Created attachment 569307 [details] Info_after_removing_ESXHOST Description of problem: After removing system ESX from SAM, SAM will report "Candlepin::CandlepinResource: 410 Gone ......". Then we do not see the other registered systems info on the SAM Web UI. See attached screenshot for more info. Version-Release number of selected component (if applicable): katello-cli-common-0.1.103-1.el6.noarch katello-candlepin-cert-key-pair-1.0-1.noarch katello-glue-candlepin-0.1.303-1.el6.noarch katello-selinux-0.1.8-1.el6.noarch katello-headpin-all-0.1.142-1.el6.noarch katello-common-0.1.303-1.el6.noarch katello-configure-0.1.106-1.el6.noarch katello-cli-headpin-0.1.16-1.el6.noarch katello-certs-tools-1.0.4-1.el6.noarch katello-headpin-0.1.142-1.el6.noarch katello-candlepin-cert-key-pair-1.0-1.noarch candlepin-tomcat6-0.5.24-1.el6.noarch candlepin-0.5.24-1.el6.noarch thumbslug-0.0.21-1.el6.noarch virt-who-0.6-1.el6 ESX4.1 How reproducible: always Steps to Reproduce: 1. prepared one RHEL6.3 host, and register to SAM: #subscription-namager register --org=ACME_Corporation --environment=env1 --username=$username --password=$password 2.Deployed the env of ESX as following: Set the vcenter's username/password Vcenter username : Administrator Vcenter password :1q2w3e4rP Vcenter server IP : 10.66.0.148 Vsphere client Ip : 10.66.6.128 ESX IP: 10.66.6.66 ESX username=$username ESX password=$password Installed some Guests on ESX 3.Set the /etc/sysconfig/virt-who on RHEL6.3 host. #vim /etc/sysconfig/virt-who VIRTWHO_BACKGROUND=1 VIRTWHO_DEBUG=1 VIRTWHO_ESX=1 VIRTWHO_ESX_OWNER=ACME_Corporation VIRTWHO_ESX_ENV=env1 VIRTWHO_ESX_SERVER=10.66.0.148 VIRTWHO_ESX_USERNAME=Administrator VIRTWHO_ESX_PASSWORD=1q2w3e4rP VIRTWHO_INTERVAL=1 4.Restart virt-who service #service virt-who restart ... Updated host: 44454c4c-4c00-1031-8053-b8c04f4e3258 with guests: [42372e7b-20e5-03fb-9435-e45f2fe5fb43, 4237e7a3-8a69-ce97-a07b-6b6a40a6e00c] Sending updates in hosts-to-guests mapping: {44454c4c-4c00-1031-8053-b8c04f4e3258: [42372e7b-20e5-03fb-9435-e45f2fe5fb43, 4237e7a3-8a69-ce97-a07b-6b6a40a6e00c]} 5.Log in SAM WebUI and look for esx host under "Systems" tab. Then remove the ESX system, refresh the SAM web UI. Actual results: SAM will report the info as "Candlepin::CandlepinResource: 410 Gone...." Expected results: After remove the ESX system from SAM, it won't report the "Candlepin::CandlepinResource: 410 Gone....". Additional info:
After removing the ESX system, the issue will be reproduce when the virt-who send the update to sam.
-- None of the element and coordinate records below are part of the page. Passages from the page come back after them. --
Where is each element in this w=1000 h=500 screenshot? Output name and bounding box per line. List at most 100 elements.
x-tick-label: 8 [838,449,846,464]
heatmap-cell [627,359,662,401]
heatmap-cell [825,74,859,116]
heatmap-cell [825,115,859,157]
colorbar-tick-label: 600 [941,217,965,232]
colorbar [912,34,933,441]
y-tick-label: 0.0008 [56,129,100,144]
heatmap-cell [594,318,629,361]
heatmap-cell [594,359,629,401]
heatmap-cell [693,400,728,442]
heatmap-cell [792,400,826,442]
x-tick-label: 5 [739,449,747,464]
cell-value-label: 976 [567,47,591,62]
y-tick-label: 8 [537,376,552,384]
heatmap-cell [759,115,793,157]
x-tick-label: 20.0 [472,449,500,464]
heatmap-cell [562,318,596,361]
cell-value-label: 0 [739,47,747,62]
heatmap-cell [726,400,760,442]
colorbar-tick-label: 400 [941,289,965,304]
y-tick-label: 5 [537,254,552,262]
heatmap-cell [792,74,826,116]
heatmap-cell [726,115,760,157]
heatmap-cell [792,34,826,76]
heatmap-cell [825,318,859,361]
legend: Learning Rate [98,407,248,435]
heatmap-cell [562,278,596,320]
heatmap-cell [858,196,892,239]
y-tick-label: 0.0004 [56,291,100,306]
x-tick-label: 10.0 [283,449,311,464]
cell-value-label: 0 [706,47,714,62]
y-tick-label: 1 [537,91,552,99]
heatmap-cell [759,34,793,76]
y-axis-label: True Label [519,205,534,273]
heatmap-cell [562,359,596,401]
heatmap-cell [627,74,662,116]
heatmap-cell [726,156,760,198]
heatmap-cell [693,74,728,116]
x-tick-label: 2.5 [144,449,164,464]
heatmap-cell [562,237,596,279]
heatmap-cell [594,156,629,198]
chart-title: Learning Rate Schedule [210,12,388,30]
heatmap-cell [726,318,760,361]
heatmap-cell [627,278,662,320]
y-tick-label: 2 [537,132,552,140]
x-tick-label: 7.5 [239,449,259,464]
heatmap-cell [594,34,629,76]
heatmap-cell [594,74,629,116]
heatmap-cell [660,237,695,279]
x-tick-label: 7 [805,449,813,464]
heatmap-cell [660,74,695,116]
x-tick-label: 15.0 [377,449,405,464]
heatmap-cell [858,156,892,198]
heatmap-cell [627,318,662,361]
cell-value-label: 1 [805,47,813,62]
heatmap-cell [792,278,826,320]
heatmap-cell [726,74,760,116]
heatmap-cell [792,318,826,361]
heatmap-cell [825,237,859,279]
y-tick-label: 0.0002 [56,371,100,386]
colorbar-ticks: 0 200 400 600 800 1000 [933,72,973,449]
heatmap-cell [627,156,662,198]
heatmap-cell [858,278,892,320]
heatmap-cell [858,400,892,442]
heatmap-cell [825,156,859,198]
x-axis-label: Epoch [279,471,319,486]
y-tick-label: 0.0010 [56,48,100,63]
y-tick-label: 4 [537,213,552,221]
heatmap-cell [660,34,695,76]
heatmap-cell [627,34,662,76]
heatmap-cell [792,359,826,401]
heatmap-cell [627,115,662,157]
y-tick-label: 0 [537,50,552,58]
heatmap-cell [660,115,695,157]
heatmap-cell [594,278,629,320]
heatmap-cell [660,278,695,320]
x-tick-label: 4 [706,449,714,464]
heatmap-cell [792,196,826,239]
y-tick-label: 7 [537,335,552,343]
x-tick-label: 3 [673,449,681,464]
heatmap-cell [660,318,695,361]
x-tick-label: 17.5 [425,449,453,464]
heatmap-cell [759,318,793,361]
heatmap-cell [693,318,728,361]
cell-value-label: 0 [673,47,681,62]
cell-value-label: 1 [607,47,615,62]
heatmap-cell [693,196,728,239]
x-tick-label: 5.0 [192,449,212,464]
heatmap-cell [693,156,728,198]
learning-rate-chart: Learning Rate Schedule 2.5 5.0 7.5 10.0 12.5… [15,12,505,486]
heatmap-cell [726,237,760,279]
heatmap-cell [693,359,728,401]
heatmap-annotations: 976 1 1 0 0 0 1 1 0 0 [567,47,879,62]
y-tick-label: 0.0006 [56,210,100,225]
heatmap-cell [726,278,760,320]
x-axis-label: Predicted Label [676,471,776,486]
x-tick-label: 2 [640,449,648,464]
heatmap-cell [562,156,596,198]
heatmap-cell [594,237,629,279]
After reporting the "Candlepin::CandlepinResource: 410 Gone ..." info, all the systems those have registered to SAM will be disappeared from the "System tab", even re-login the SAM.
Worked with chris duryee and was able to replicate it with his & hui's help. Does not require ESX to replicate, can replicate with normal KVM hypervisor setup. Chris thinks it is a candlepin bug, assigning to him & changing component
Hui, The issue here is that ESX hypervisors are auto-detected. Thus, if you delete one via the sam UI without actually shutting down the hypervisor itself, it will get re-created later, causing the error. Candlepin was handling this condition incorrectly, I'll make a code fix so that hypervisors will not be recreated if they are deleted. Additionally, a change will be made to headpin's CLI in order to re-enable a deleted hypervisor, in case someone accidentally deletes one and wants it to come back.
fb61b11 master 0.5.28+
Wondering it the re-enabling couldn't be an option of virt-who script. I'm not sure when the user finds out the hypervisor is not being created, but I assume it's when calling virt-who script. Then the faster way if he still wants to register the hypervisor would be to give virt-who option --enable_host {{UUID}}, or something like that. If that's no an option, what is the best place to put it in Headpin/Katello CLI. What about: system enable_host --uuid {{uuid}} But I'm not happy with this because we don't provide command how to show "disabled/deleted" hosts.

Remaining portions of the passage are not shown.